Physically I saw more poverty than I had ever seen before. I saw family’s without homes, children without families, and many without food. I could go on, but this wasn’t what really changed me. It was deeper something that only spiritual eyes could discern. Something no human could touch and no money could ever buy. I saw joy, hope, and love in the eyes of the people. People that knew God, really knew God. At times I wondered if I really did know their God. They took His word for what is was. TRUTH.  They lived and taught the word of God. It was pure, precious, and real. I started to desire a life where I could do nothing out of selfish ambition, but in humility I would consider others better than myself. I no longer only wanted to look at my own interests, but also to the interest of others.
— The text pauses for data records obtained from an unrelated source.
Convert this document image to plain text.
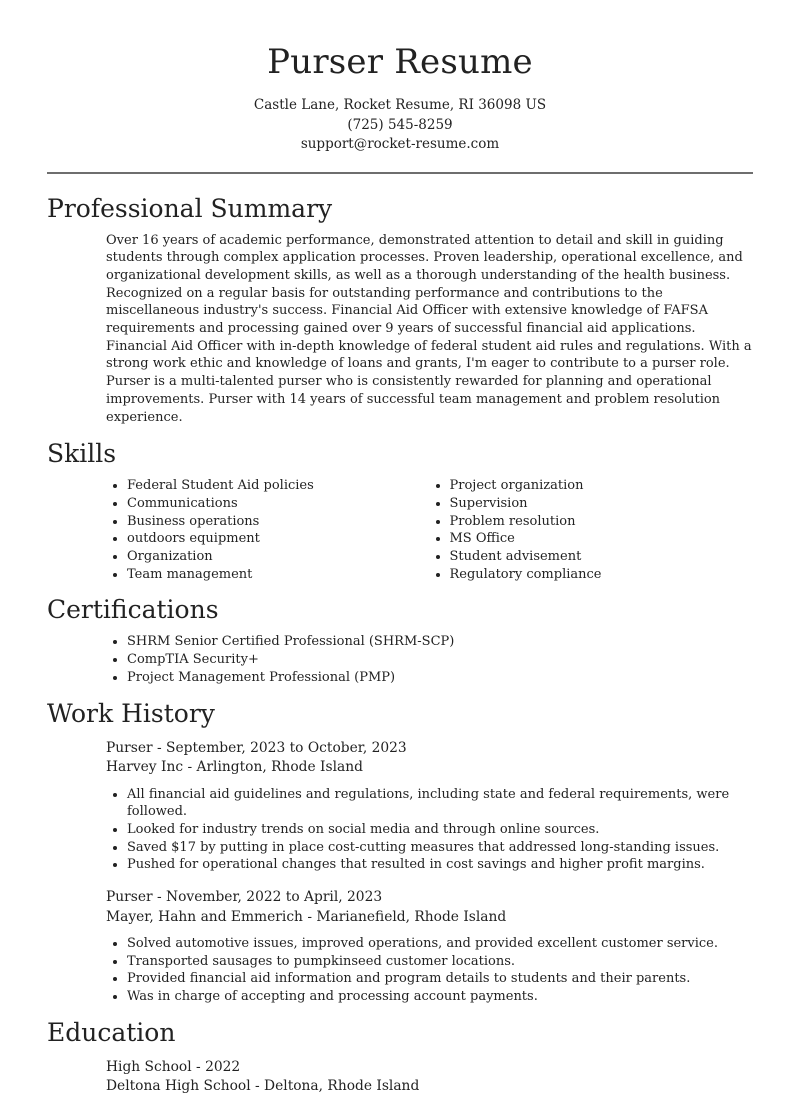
Purser Resume
Castle Lane, Rocket Resume, RI 36098 US
(725) 545-8259
support@rocket-resume.com
Professional Summary

Over 16 years of academic performance, demonstrated attention to detail and skill in guiding students through complex application processes. Proven leadership, operational excellence, and organizational development skills, as well as a thorough understanding of the health business. Recognized on a regular basis for outstanding performance and contributions to the miscellaneous industry's success. Financial Aid Officer with extensive knowledge of FAFSA requirements and processing gained over 9 years of successful financial aid applications. Financial Aid Officer with in-depth knowledge of federal student aid rules and regulations. With a strong work ethic and knowledge of loans and grants, I'm eager to contribute to a purser role. Purser is a multi-talented purser who is consistently rewarded for planning and operational improvements. Purser with 14 years of successful team management and problem resolution experience.

Skills
• Federal Student Aid policies
• Communications
• Business operations
• outdoors equipment
• Organization
• Team management
• Project organization
• Supervision
• Problem resolution
• MS Office
• Student advisement
• Regulatory compliance
Certifications
• SHRM Senior Certified Professional (SHRM-SCP)
• CompTIA Security+
• Project Management Professional (PMP)
Work History
Purser - September, 2023 to October, 2023
Harvey Inc - Arlington, Rhode Island
• All financial aid guidelines and regulations, including state and federal requirements, were followed.
• Looked for industry trends on social media and through online sources.
• Saved $17 by putting in place cost-cutting measures that addressed long-standing issues.
• Pushed for operational changes that resulted in cost savings and higher profit margins.
Purser - November, 2022 to April, 2023
Mayer, Hahn and Emmerich - Marianefield, Rhode Island
• Solved automotive issues, improved operations, and provided excellent customer service.
• Transported sausages to pumpkinseed customer locations.
• Provided financial aid information and program details to students and their parents.
• Was in charge of accepting and processing account payments.
Education
High School - 2022
Deltona High School - Deltona, Rhode Island
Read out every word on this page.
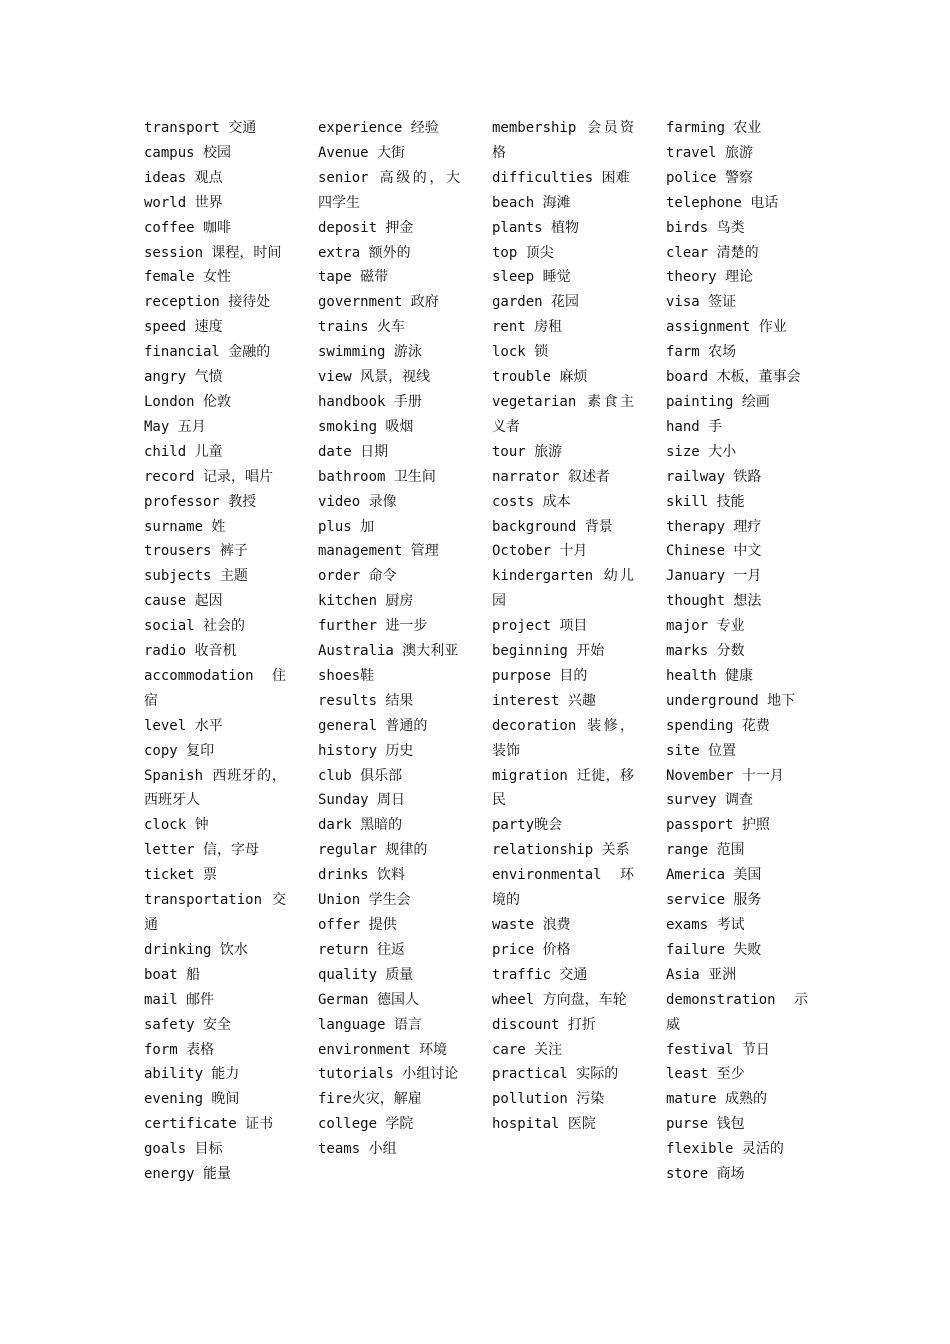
transport 交通
campus 校园
ideas 观点
world 世界
coffee 咖啡
session 课程，时间
female 女性
reception 接待处
speed 速度
financial 金融的
angry 气愤
London 伦敦
May 五月
child 儿童
record 记录，唱片
professor 教授
surname 姓
trousers 裤子
subjects 主题
cause 起因
social 社会的
radio 收音机
accommodation 住宿
level 水平
copy 复印
Spanish 西班牙的，西班牙人
clock 钟
letter 信，字母
ticket 票
transportation 交通
drinking 饮水
boat 船
mail 邮件
safety 安全
form 表格
ability 能力
evening 晚间
certificate 证书
goals 目标
energy 能量
experience 经验
Avenue 大街
senior 高级的，大四学生
deposit 押金
extra 额外的
tape 磁带
government 政府
trains 火车
swimming 游泳
view 风景，视线
handbook 手册
smoking 吸烟
date 日期
bathroom 卫生间
video 录像
plus 加
management 管理
order 命令
kitchen 厨房
further 进一步
Australia 澳大利亚
shoes鞋
results 结果
general 普通的
history 历史
club 俱乐部
Sunday 周日
dark 黑暗的
regular 规律的
drinks 饮料
Union 学生会
offer 提供
return 往返
quality 质量
German 德国人
language 语言
environment 环境
tutorials 小组讨论
fire火灾，解雇
college 学院
teams 小组
membership 会员资格
difficulties 困难
beach 海滩
plants 植物
top 顶尖
sleep 睡觉
garden 花园
rent 房租
lock 锁
trouble 麻烦
vegetarian 素食主义者
tour 旅游
narrator 叙述者
costs 成本
background 背景
October 十月
kindergarten 幼儿园
project 项目
beginning 开始
purpose 目的
interest 兴趣
decoration 装修，装饰
migration 迁徙，移民
party晚会
relationship 关系
environmental 环境的
waste 浪费
price 价格
traffic 交通
wheel 方向盘，车轮
discount 打折
care 关注
practical 实际的
pollution 污染
hospital 医院
farming 农业
travel 旅游
police 警察
telephone 电话
birds 鸟类
clear 清楚的
theory 理论
visa 签证
assignment 作业
farm 农场
board 木板，董事会
painting 绘画
hand 手
size 大小
railway 铁路
skill 技能
therapy 理疗
Chinese 中文
January 一月
thought 想法
major 专业
marks 分数
health 健康
underground 地下
spending 花费
site 位置
November 十一月
survey 调查
passport 护照
range 范围
America 美国
service 服务
exams 考试
failure 失败
Asia 亚洲
demonstration 示威
festival 节日
least 至少
mature 成熟的
purse 钱包
flexible 灵活的
store 商场
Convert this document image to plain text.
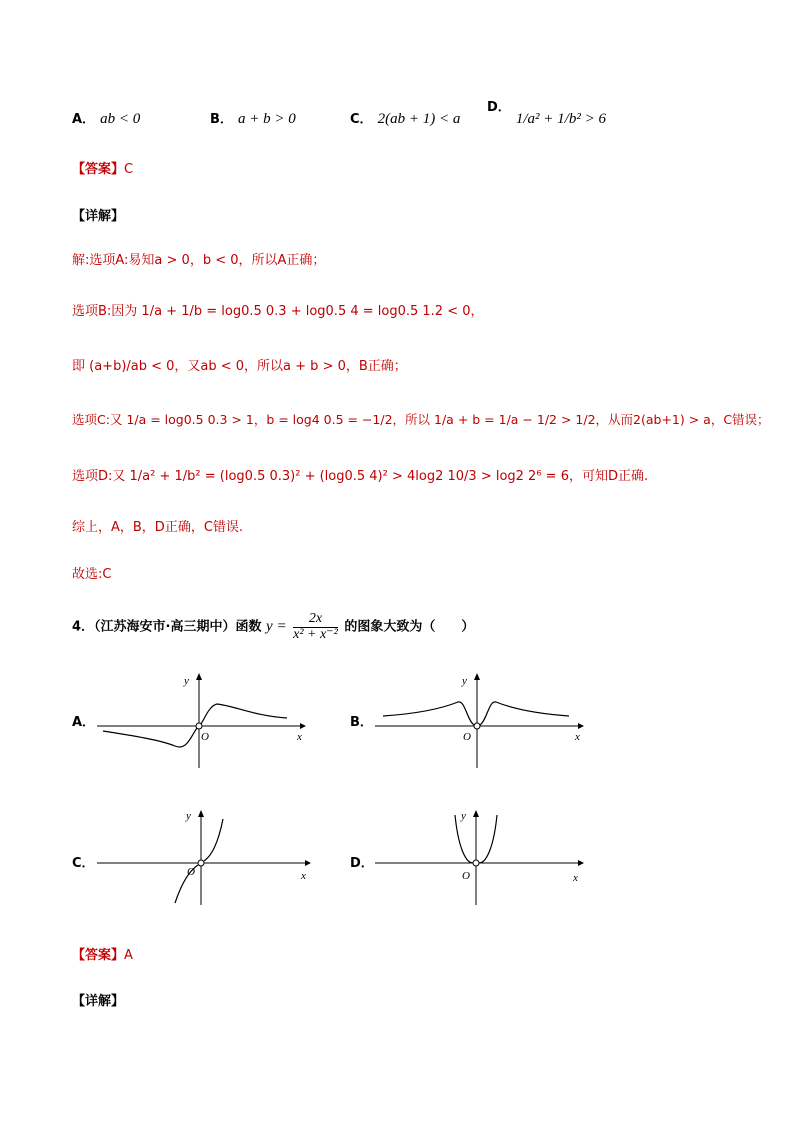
A． ab < 0	B． a + b > 0	C． 2(ab + 1) < a
D． 1/a² + 1/b² > 6
【答案】C
【详解】
解:选项A:易知a > 0，b < 0，所以A正确；
选项B:因为 1/a + 1/b = log0.5 0.3 + log0.5 4 = log0.5 1.2 < 0，
即 (a+b)/ab < 0，又ab < 0，所以a + b > 0，B正确；
选项C:又 1/a = log0.5 0.3 > 1，b = log4 0.5 = −1/2，所以 1/a + b = 1/a − 1/2 > 1/2，从而2(ab+1) > a，C错误；
选项D:又 1/a² + 1/b² = (log0.5 0.3)² + (log0.5 4)² > 4log2 10/3 > log2 2⁶ = 6，可知D正确.
综上，A，B，D正确，C错误.
故选:C
4．（江苏海安市·高三期中）函数 $y = \frac{2x}{\text{x² + x⁻²}}$ 的图象大致为（　　）
A．	B．
C．	D．
y
x
O
y
x
O
y
x
O
y
x
O
【答案】A
【详解】
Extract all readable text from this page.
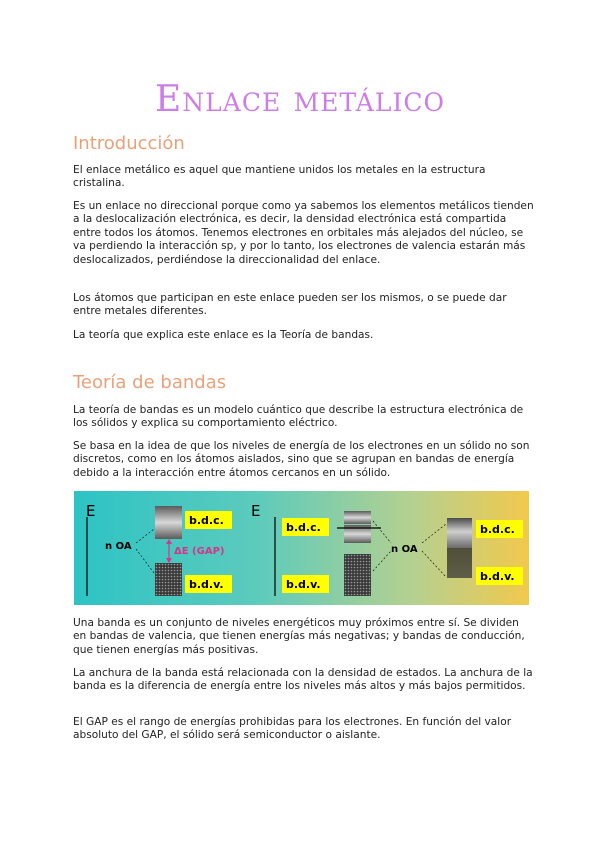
Enlace metálico
Introducción

El enlace metálico es aquel que mantiene unidos los metales en la estructura cristalina.

Es un enlace no direccional porque como ya sabemos los elementos metálicos tienden a la deslocalización electrónica, es decir, la densidad electrónica está compartida entre todos los átomos. Tenemos electrones en orbitales más alejados del núcleo, se va perdiendo la interacción sp, y por lo tanto, los electrones de valencia estarán más deslocalizados, perdiéndose la direccionalidad del enlace.

Los átomos que participan en este enlace pueden ser los mismos, o se puede dar entre metales diferentes.

La teoría que explica este enlace es la Teoría de bandas.

Teoría de bandas

La teoría de bandas es un modelo cuántico que describe la estructura electrónica de los sólidos y explica su comportamiento eléctrico.

Se basa en la idea de que los niveles de energía de los electrones en un sólido no son discretos, como en los átomos aislados, sino que se agrupan en bandas de energía debido a la interacción entre átomos cercanos en un sólido.

E
n OA	ΔE (GAP)
b.d.c.
b.d.v.
E
b.d.c.
b.d.v.
n OA
b.d.c.
b.d.v.

Una banda es un conjunto de niveles energéticos muy próximos entre sí. Se dividen en bandas de valencia, que tienen energías más negativas; y bandas de conducción, que tienen energías más positivas.

La anchura de la banda está relacionada con la densidad de estados. La anchura de la banda es la diferencia de energía entre los niveles más altos y más bajos permitidos.

El GAP es el rango de energías prohibidas para los electrones. En función del valor absoluto del GAP, el sólido será semiconductor o aislante.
Philippians 4:11  I know what it is to be in need, and I know what it is to have plenty. I have learned the secret of being content in any and every situation whether well fed or hungry, whether living in plenty or in want, I can do ALL things through Him who gives me strength
.

I had read this verse many times, but I read it in a new light when I read it in the lives of my new friends. I wasn’t sure before the time I stepped out of the plane in Guatemala where my life was going, but today I have a passion to serve Christ. To become nothing so He can become everything. The eyes of my heart where enlightened giving me understanding of the wonderful future God has promised to those He has called.